Quantitative Experiments: The quantitative experiments were conduced using ex vivo porcine lungs and livers, which were placed on an Ambu bag and an anesthesia machine inflated/deflated the Ambu bag periodically to simulate the respiration, as shown in Fig. 5(a). Two electromagnetic (EM) trackers were attached to the laparoscope and on the tissue surface respectively. The laparoscope was gradually moved along the surface to create a 3D mosaic while estimating the tissue deformation, which was also measured using the EM sensor on the tissue surface.

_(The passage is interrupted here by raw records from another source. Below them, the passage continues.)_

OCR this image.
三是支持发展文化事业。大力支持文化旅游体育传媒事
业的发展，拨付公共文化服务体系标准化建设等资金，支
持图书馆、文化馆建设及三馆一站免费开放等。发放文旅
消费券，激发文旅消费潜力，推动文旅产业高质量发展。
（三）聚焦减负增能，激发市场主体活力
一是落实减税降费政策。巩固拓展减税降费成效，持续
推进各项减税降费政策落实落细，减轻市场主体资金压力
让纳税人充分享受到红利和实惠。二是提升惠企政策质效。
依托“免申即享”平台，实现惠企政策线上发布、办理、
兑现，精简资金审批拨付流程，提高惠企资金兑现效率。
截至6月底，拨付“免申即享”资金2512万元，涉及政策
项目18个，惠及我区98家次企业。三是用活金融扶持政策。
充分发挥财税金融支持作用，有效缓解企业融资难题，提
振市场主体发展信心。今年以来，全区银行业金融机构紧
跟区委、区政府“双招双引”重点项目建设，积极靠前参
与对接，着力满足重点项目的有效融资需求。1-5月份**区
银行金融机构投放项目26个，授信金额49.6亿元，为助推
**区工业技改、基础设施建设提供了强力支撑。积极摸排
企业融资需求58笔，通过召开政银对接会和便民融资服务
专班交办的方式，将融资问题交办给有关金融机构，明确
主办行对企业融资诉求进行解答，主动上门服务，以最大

The EM coordinate frame was registered to the laparoscope coordinate frame, and our results were compared with the EM tracking results, as shown in Fig. 5(b). The errors for four cases are reported in Fig. 5(c), which were small when the EM tracker was in the field of view (FOV), but increased as the laparoscope moved far away, which is expected since the deformation of areas outside FoV cannot be monitored directly. The mean/standard deviation of errors when the EM tracker was in the FoV are 0.87/0.40, 2.1/0.58, 1.7/0.70 and 2.2/0.70 mm respectively for the four cases. The problem that areas outside FoV cannot be accurately estimated is an intrinsic drawback for large-scale non-rigid SLAM methods, since the deformation of invisible areas is obtained by extrapolation of the visible areas. However, this problem does not affect the mosaicking process because mosaicking is only performed at areas in FoV.

Fig. 5.

Quantitative experiments. (a) Configuration. (b) Red dots are the estimated trajectory of the EM tracker by EMDQ-SLAM in the camera frame, yellows dots are the EM tracking results (ground truth). (c). Errors for four cases. Blue and red suggest the EM tracker was in and outside the field of view (FoV) respectively. (Color figure online)

Runtime: For the experiments shown in Fig. 2, Fig. 3(a)(b) and 4(a)(b), the average runtime to process one video frame was 92, 101, 97, 38 and 53 ms respectively, which included stereo matching, EMDQ-SLAM and VTK-based rendering. Hence, our method works at an update rate of around 10–26 Hz, which mostly depends on the image resolution. We use at most 1500 SURF features and 500 SURF matches at each time step to maintain the real-time performance.

4 Conclusion

The problem of large-scale non-rigid SLAM for medical applications is still an open problem. In this paper, we propose a novel non-rigid SLAM method called EMDQ-SLAM, which uses a two-step framework to track the camera motion and estimate the tissue deformation. Although it is difficult to provide quantitative comparisons with other methods due to the lack of ground truth, qualitative comparisons shows our method can obtain visually more accurate mosaic with clear color textures. Quantitative experiments show that our method has an average error of 0.8–2.2 mm when estimating areas in the field of view.